A CONSPIRAÇÃO DE 1640
No dia 12 de Outubro de 1640 juntaram-se em casa de D. Antão Vaz de Almada (ainda hoje conhecida por «Palácio da Independência», mau grado o uso, por vezes demasiado fantasista, que dela se tem feito) vários conjurados, entre os quais se contavam D. Miguel de Almeida, Jorge de MeIo, António Saldanha, Francisco de MeIo e Pedro de Mendonça. A esta conferência assistiu também o Dr. Pinto Ribeiro, convidado não só por ser homem de grande talento como por exercer as funções de agente dos negócios da Casa de Bragança.
Falaram sobre os males de que sofria o reino e insistiram na necessidade de lhes pôr termo com uma revolução, «queixando-se do duque de Bragança que era a causa de tanta ruína por não querer aceitar a coroa que lhe ofereciam, e com ela a vida e a liberdade de todos», escreveu D. Luís de Meneses, acrescentando ainda estas palavras, que atribuiu a João Pinto Ribeiro quando este tomou a defesa de D. João: «Pois se o remédio está no duque, aclamem-no mesmo sem o seu consentimento, pois, vendo-se metido no empenho, antes quererá ser rei em perspectiva do que vassalo suspeito.»
Todos concordaram e decidiram enviar a Vila Viçosa Pedro de Mendonça, a fim de comunicar a D. João - de facto único herdeiro legítimo dos reis de Portugal a resolução que haviam tomado. Ainda hesitante, embora tendo escutado com grande atenção as palavras do emissário, o duque prometeu dar-lhe resposta depois de consultar o seu secretário António Pais Viegas. Rebelo da Silva narra assim essa consulta: «Tendo ouvido o duque, Viegas calou-se por um instante e depois pediu licença para fazer uma pergunta:
- No caso de o reino se constituir em república, que partido seguiria Vossa Excelência, do país ou o dos castelhanos?

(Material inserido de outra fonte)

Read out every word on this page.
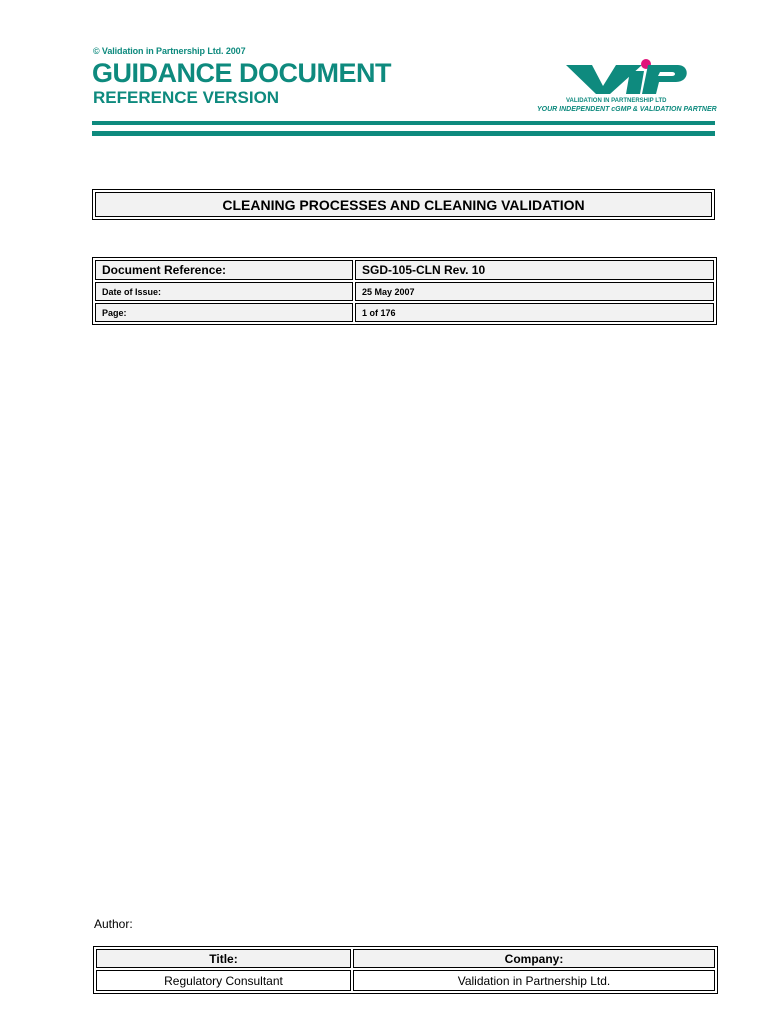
© Validation in Partnership Ltd. 2007
GUIDANCE DOCUMENT
REFERENCE VERSION	VALIDATION IN PARTNERSHIP LTD
YOUR INDEPENDENT cGMP & VALIDATION PARTNER
CLEANING PROCESSES AND CLEANING VALIDATION
Document Reference:	SGD-105-CLN Rev. 10
Date of Issue:	25 May 2007
Page:	1 of 176
Author:
Title:	Company:
Regulatory Consultant	Validation in Partnership Ltd.
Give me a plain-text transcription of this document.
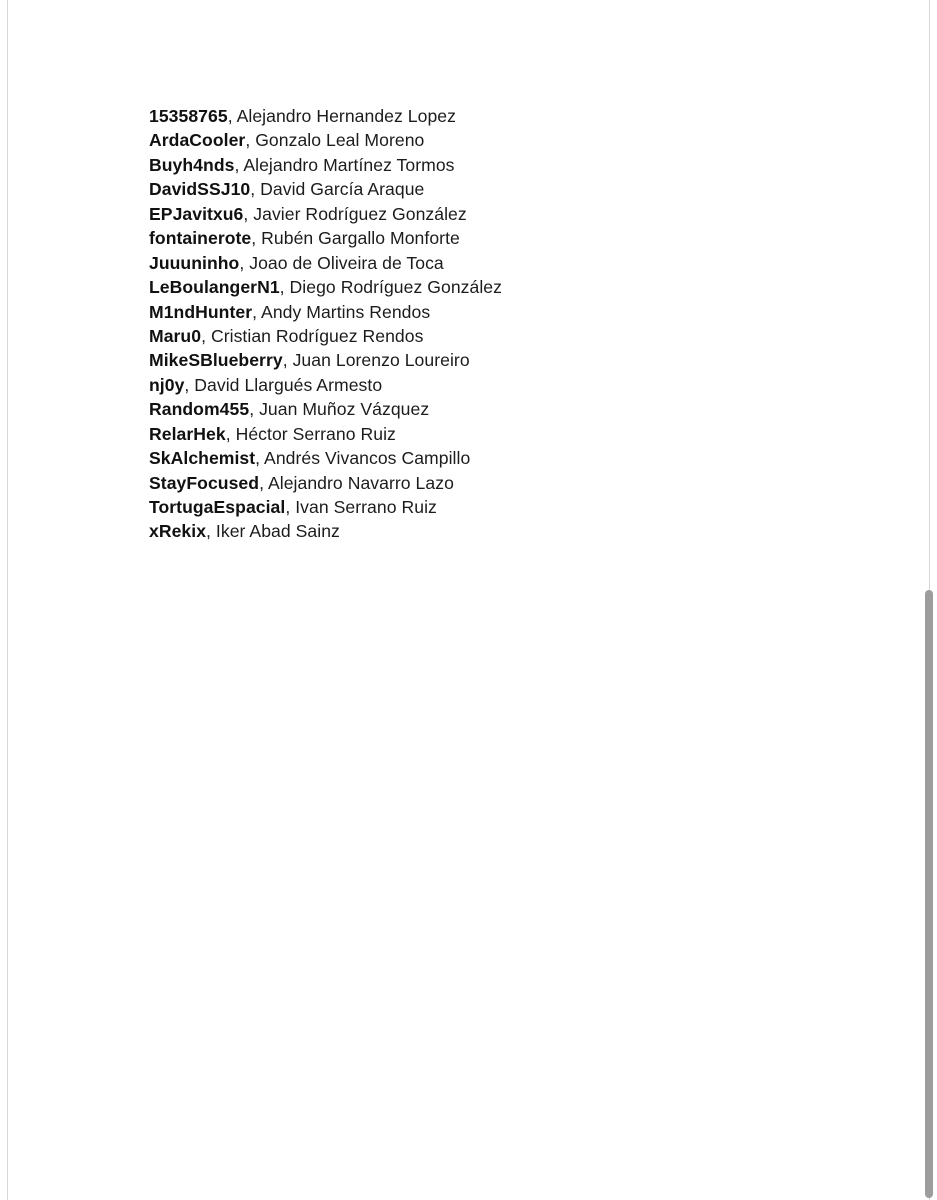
15358765, Alejandro Hernandez Lopez
ArdaCooler, Gonzalo Leal Moreno
Buyh4nds, Alejandro Martínez Tormos
DavidSSJ10, David García Araque
EPJavitxu6, Javier Rodríguez González
fontainerote, Rubén Gargallo Monforte
Juuuninho, Joao de Oliveira de Toca
LeBoulangerN1, Diego Rodríguez González
M1ndHunter, Andy Martins Rendos
Maru0, Cristian Rodríguez Rendos
MikeSBlueberry, Juan Lorenzo Loureiro
nj0y, David Llargués Armesto
Random455, Juan Muñoz Vázquez
RelarHek, Héctor Serrano Ruiz
SkAlchemist, Andrés Vivancos Campillo
StayFocused, Alejandro Navarro Lazo
TortugaEspacial, Ivan Serrano Ruiz
xRekix, Iker Abad Sainz
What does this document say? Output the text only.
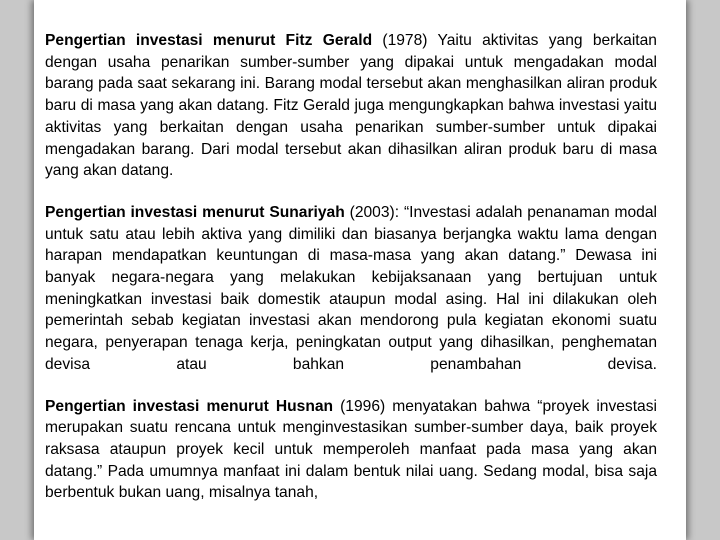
Pengertian investasi menurut Fitz Gerald (1978) Yaitu aktivitas yang berkaitan dengan usaha penarikan sumber-sumber yang dipakai untuk mengadakan modal barang pada saat sekarang ini. Barang modal tersebut akan menghasilkan aliran produk baru di masa yang akan datang. Fitz Gerald juga mengungkapkan bahwa investasi yaitu aktivitas yang berkaitan dengan usaha penarikan sumber-sumber untuk dipakai mengadakan barang. Dari modal tersebut akan dihasilkan aliran produk baru di masa yang akan datang.

Pengertian investasi menurut Sunariyah (2003): “Investasi adalah penanaman modal untuk satu atau lebih aktiva yang dimiliki dan biasanya berjangka waktu lama dengan harapan mendapatkan keuntungan di masa-masa yang akan datang.” Dewasa ini banyak negara-negara yang melakukan kebijaksanaan yang bertujuan untuk meningkatkan investasi baik domestik ataupun modal asing. Hal ini dilakukan oleh pemerintah sebab kegiatan investasi akan mendorong pula kegiatan ekonomi suatu negara, penyerapan tenaga kerja, peningkatan output yang dihasilkan, penghematan devisa atau bahkan penambahan devisa.

Pengertian investasi menurut Husnan (1996) menyatakan bahwa “proyek investasi merupakan suatu rencana untuk menginvestasikan sumber-sumber daya, baik proyek raksasa ataupun proyek kecil untuk memperoleh manfaat pada masa yang akan datang.” Pada umumnya manfaat ini dalam bentuk nilai uang. Sedang modal, bisa saja berbentuk bukan uang, misalnya tanah,
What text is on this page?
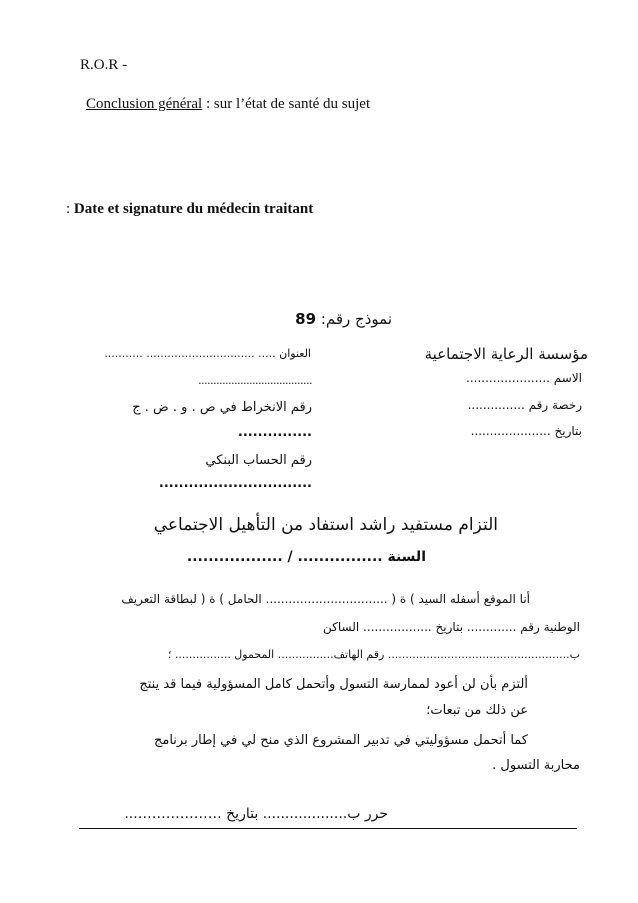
R.O.R -
Conclusion général : sur l’état de santé du sujet
: Date et signature du médecin traitant
نموذج رقم: 89
العنوان ..... ............................... ...........
......................................
رقم الانخراط في ص . و . ض . ج
...............
رقم الحساب البنكي
...............................
مؤسسة الرعاية الاجتماعية
الاسم ......................
رخصة رقم ...............
بتاريخ .....................
التزام مستفيد راشد استفاد من التأهيل الاجتماعي
السنة ................ / ..................
أنا الموقع أسفله السيد ) ة ( ................................ الحامل ) ة ( لبطاقة التعريف
الوطنية رقم ............. بتاريخ .................. الساكن
ب.................................................... رقم الهاتف................ المحمول ................ ؛
ألتزم بأن لن أعود لممارسة التسول وأتحمل كامل المسؤولية فيما قد ينتج
عن ذلك من تبعات؛
كما أتحمل مسؤوليتي في تدبير المشروع الذي منح لي في إطار برنامج
محاربة التسول .
حرر ب................... بتاريخ ………………...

- Sejam quais forem os acontecimentos - respondeu o duque -, hei-de acostar-me ao que. seguir o comum do País.
- Então... - volveu o secretário -... está dada a resposta. Mais vale arriscar tudo para reinar do que arriscar ainda tudo para ficar vassalo. A ocasião é chegada e parece que Deus a trouxe. A maior dificuldade consistia em os outros proporem a empresa, pois seria pouco seguro se a ideia partisse directamente de Vila Viçosa. Os fidalgos estão prontos e só pedem rei. Dê-lho Vossa Excelência, e encomende o mais à Providência.»
Quis ainda D. João expor o assunto a sua esposa, D. Luísa de Gusmão, filha dos duques de Medina Sidónia, e portanto de origem espanhola.
A lenda - ou essa parte da História que em certos passos abre as portas à imaginação - atribui a essa senhora a seguinte frase, da qual se pode dizer que, «se não é verdade, é decerto bem imaginada»:
- Mais vale ser rainha uma hora que duquesa toda a vida!
Mas vejamos como o historiador Rebelo da Silva a descreve:
«A duquesa, que era dotada de entendimento tão claro e de ânimo tão varonil, como depois confirmaram largas experiências... julgou por mais acertado, ainda que a morte fosse consequência da coroa, morrer reinando do que viver servindo, e animou o duque dizendo-lhe que todos os vaticínios eram pela segurança da empresa, e que só a demora poderia ser prejudicial.»
Tendo obtido esta resposta, D. João mandou chamar Pedro de Mendonça e disse-lhe - segundo conta D. Luís de Meneses «que, antepondo a saúde da Pátria ao risco particular, se resolvia a aceitar a coroa para a fazer respeitada por todos os inimigos».
Os trabalhos da conspiração ultimaram-se na reunião do dia 28 de Novembro, tendo ficado definitivamente marcado, para a acção decisiva, o dia I de Dezembro. No entanto, em 30 de Novembro houve ainda novo encontro dos conjurados, em casa de D. Antão Vaz de Almada.
Conta Pinheiro Chagas:
«Ninguém hesitava; uns, no entanto, redigiam os seus testamentos, enquanto outros encomendavam missas aos religiosos. Nessa tarde, alguns populares mais influentes haviam afirmado aos nobres que Lisboa inteira responderia ao grito de liberdade... »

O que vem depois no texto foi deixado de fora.